Dave Clarke OBE, CEO of ParalympicsGB, said: “Great Britain is immensely proud to be the birthplace of Paralympic sport and starting the flame’s journey at Stoke Mandeville is fitting recognition of its role as the catalyst for what has grown to be such a powerful global sporting movement.

“At ParalympicsGB we work tirelessly to continue to be at the forefront of the evolution of disability sport as we know that the performances of Paralympic athletes and the positive role models such performances create is one of the best ways of challenging perceptions and breaking down barriers faced by all disabled people.

“ParalympicsGB remains relentlessly focused on ensuring that participation in sport is open to everyone. We believe there is still far more we and wider society can do to improve access to inclusive sporting opportunities so more disabled people can experience the physical, mental, and social benefits of taking part to build on the visionary work Ludwig Guttman began at Stoke Mandeville Hospital 75 years ago.”

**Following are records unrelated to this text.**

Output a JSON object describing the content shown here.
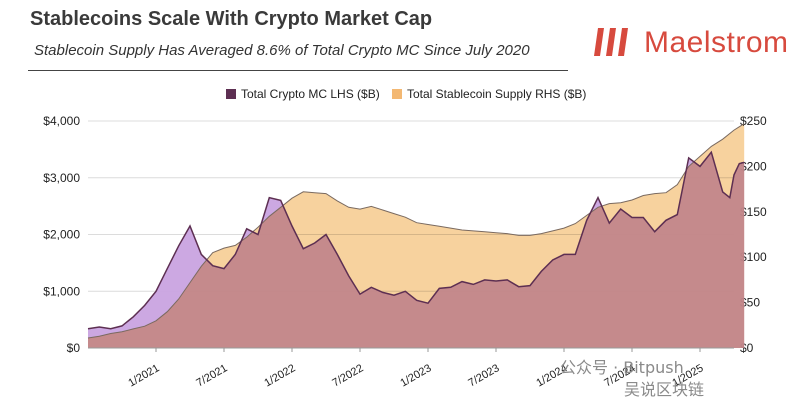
{
  "header": {
    "title": "Stablecoins Scale With Crypto Market Cap",
    "subtitle": "Stablecoin Supply Has Averaged 8.6% of Total Crypto MC Since July 2020"
  },
  "logo": {
    "text": "Maelstrom",
    "color": "#d74a3e"
  },
  "watermark": {
    "line1": "公众号 · Bitpush",
    "line2": "吴说区块链"
  },
  "chart_data": {
    "type": "area",
    "title": "",
    "legend": {
      "position": "top",
      "entries": [
        "Total Crypto MC LHS ($B)",
        "Total Stablecoin Supply RHS ($B)"
      ]
    },
    "x_tick_labels": [
      "1/2021",
      "7/2021",
      "1/2022",
      "7/2022",
      "1/2023",
      "7/2023",
      "1/2024",
      "7/2024",
      "1/2025"
    ],
    "left_axis": {
      "label_format": "$",
      "ylim": [
        0,
        4000
      ],
      "ticks": [
        "$0",
        "$1,000",
        "$2,000",
        "$3,000",
        "$4,000"
      ],
      "tick_values": [
        0,
        1000,
        2000,
        3000,
        4000
      ]
    },
    "right_axis": {
      "label_format": "$",
      "ylim": [
        0,
        250
      ],
      "ticks": [
        "$0",
        "$50",
        "$100",
        "$150",
        "$200",
        "$250"
      ],
      "tick_values": [
        0,
        50,
        100,
        150,
        200,
        250
      ]
    },
    "x_range": [
      "2020-07",
      "2025-04"
    ],
    "grid": "horizontal",
    "series": [
      {
        "name": "Total Crypto MC LHS ($B)",
        "axis": "left",
        "color": "#c9a3e0",
        "line_color": "#5d2f52",
        "points": [
          [
            "2020-07",
            340
          ],
          [
            "2020-08",
            370
          ],
          [
            "2020-09",
            340
          ],
          [
            "2020-10",
            390
          ],
          [
            "2020-11",
            550
          ],
          [
            "2020-12",
            750
          ],
          [
            "2021-01",
            1000
          ],
          [
            "2021-02",
            1400
          ],
          [
            "2021-03",
            1800
          ],
          [
            "2021-04",
            2150
          ],
          [
            "2021-05",
            1650
          ],
          [
            "2021-06",
            1450
          ],
          [
            "2021-07",
            1400
          ],
          [
            "2021-08",
            1650
          ],
          [
            "2021-09",
            2100
          ],
          [
            "2021-10",
            2000
          ],
          [
            "2021-11",
            2650
          ],
          [
            "2021-12",
            2600
          ],
          [
            "2022-01",
            2150
          ],
          [
            "2022-02",
            1750
          ],
          [
            "2022-03",
            1850
          ],
          [
            "2022-04",
            2000
          ],
          [
            "2022-05",
            1650
          ],
          [
            "2022-06",
            1270
          ],
          [
            "2022-07",
            950
          ],
          [
            "2022-08",
            1070
          ],
          [
            "2022-09",
            980
          ],
          [
            "2022-10",
            930
          ],
          [
            "2022-11",
            1000
          ],
          [
            "2022-12",
            840
          ],
          [
            "2023-01",
            790
          ],
          [
            "2023-02",
            1050
          ],
          [
            "2023-03",
            1070
          ],
          [
            "2023-04",
            1170
          ],
          [
            "2023-05",
            1120
          ],
          [
            "2023-06",
            1200
          ],
          [
            "2023-07",
            1180
          ],
          [
            "2023-08",
            1200
          ],
          [
            "2023-09",
            1080
          ],
          [
            "2023-10",
            1100
          ],
          [
            "2023-11",
            1350
          ],
          [
            "2023-12",
            1550
          ],
          [
            "2024-01",
            1650
          ],
          [
            "2024-02",
            1650
          ],
          [
            "2024-03",
            2250
          ],
          [
            "2024-04",
            2650
          ],
          [
            "2024-05",
            2200
          ],
          [
            "2024-06",
            2450
          ],
          [
            "2024-07",
            2300
          ],
          [
            "2024-08",
            2300
          ],
          [
            "2024-09",
            2050
          ],
          [
            "2024-10",
            2250
          ],
          [
            "2024-11",
            2350
          ],
          [
            "2024-12",
            3350
          ],
          [
            "2025-01",
            3200
          ],
          [
            "2025-02",
            3450
          ],
          [
            "2025-03",
            2750
          ],
          [
            "2025-03-20",
            2650
          ],
          [
            "2025-04",
            3050
          ],
          [
            "2025-04-15",
            3250
          ],
          [
            "2025-04-28",
            3270
          ]
        ]
      },
      {
        "name": "Total Stablecoin Supply RHS ($B)",
        "axis": "right",
        "color": "#f6cd94",
        "line_color": "#7a6a60",
        "points": [
          [
            "2020-07",
            11
          ],
          [
            "2020-08",
            13
          ],
          [
            "2020-09",
            16
          ],
          [
            "2020-10",
            18
          ],
          [
            "2020-11",
            21
          ],
          [
            "2020-12",
            24
          ],
          [
            "2021-01",
            30
          ],
          [
            "2021-02",
            40
          ],
          [
            "2021-03",
            54
          ],
          [
            "2021-04",
            72
          ],
          [
            "2021-05",
            90
          ],
          [
            "2021-06",
            105
          ],
          [
            "2021-07",
            110
          ],
          [
            "2021-08",
            113
          ],
          [
            "2021-09",
            122
          ],
          [
            "2021-10",
            133
          ],
          [
            "2021-11",
            145
          ],
          [
            "2021-12",
            155
          ],
          [
            "2022-01",
            165
          ],
          [
            "2022-02",
            172
          ],
          [
            "2022-03",
            171
          ],
          [
            "2022-04",
            170
          ],
          [
            "2022-05",
            162
          ],
          [
            "2022-06",
            155
          ],
          [
            "2022-07",
            153
          ],
          [
            "2022-08",
            156
          ],
          [
            "2022-09",
            152
          ],
          [
            "2022-10",
            148
          ],
          [
            "2022-11",
            144
          ],
          [
            "2022-12",
            138
          ],
          [
            "2023-01",
            136
          ],
          [
            "2023-02",
            134
          ],
          [
            "2023-03",
            132
          ],
          [
            "2023-04",
            130
          ],
          [
            "2023-05",
            129
          ],
          [
            "2023-06",
            128
          ],
          [
            "2023-07",
            127
          ],
          [
            "2023-08",
            126
          ],
          [
            "2023-09",
            124
          ],
          [
            "2023-10",
            124
          ],
          [
            "2023-11",
            126
          ],
          [
            "2023-12",
            129
          ],
          [
            "2024-01",
            132
          ],
          [
            "2024-02",
            137
          ],
          [
            "2024-03",
            146
          ],
          [
            "2024-04",
            155
          ],
          [
            "2024-05",
            159
          ],
          [
            "2024-06",
            160
          ],
          [
            "2024-07",
            163
          ],
          [
            "2024-08",
            168
          ],
          [
            "2024-09",
            170
          ],
          [
            "2024-10",
            171
          ],
          [
            "2024-11",
            180
          ],
          [
            "2024-12",
            200
          ],
          [
            "2025-01",
            211
          ],
          [
            "2025-02",
            222
          ],
          [
            "2025-03",
            230
          ],
          [
            "2025-04",
            240
          ],
          [
            "2025-04-28",
            247
          ]
        ]
      }
    ]
  }
}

Martin McElhatton OBE, Chief Executive of WheelPower, said: “It is wonderful that the role Sir Ludwig and Stoke Mandeville played in igniting the Paralympic Movement will be part of all future Paralympic Games Torch Relays. At WheelPower we continue to use the power of the Paralympics to inspire and encourage disabled people to move more, be active and play sport. We are proud that together with others here in Buckinghamshire and the UK we celebrate the heritage of the Paralympics and the place where it all started in 1948.”

How and when the Paralympic Flame will be created for the Paris 2024 Paralympic Games will be announced in due course.

About Stoke Mandeville and the Paralympic Movement

In 1944, at the request of the British Government, Dr. Ludwig Guttmann opened a spinal injuries centre at the Stoke Mandeville Hospital in Great Britain, and in time, rehabilitation sport evolved to recreational sport and then to competitive sport.

On 29 July 1948, the day of the Opening Ceremony of the London 1948 Olympic Games, Dr. Guttmann organised the first competition for wheelchair athletes which he named the Stoke Mandeville Games, a milestone in Paralympic history. They involved 16 injured servicemen and women who took part in archery.

The Stoke Mandeville Games later became the Paralympic Games which first took place in Rome, Italy, in 1960 featuring 319 athletes from 21 countries. Since then, they have taken place every four years.

The Paralympic Movement is Guttmann’s legacy, and the Paralympic Games showcase his belief that persons with disabilities can achieve elite levels in sport as well as use sport and physical activity to improve their health and wellbeing.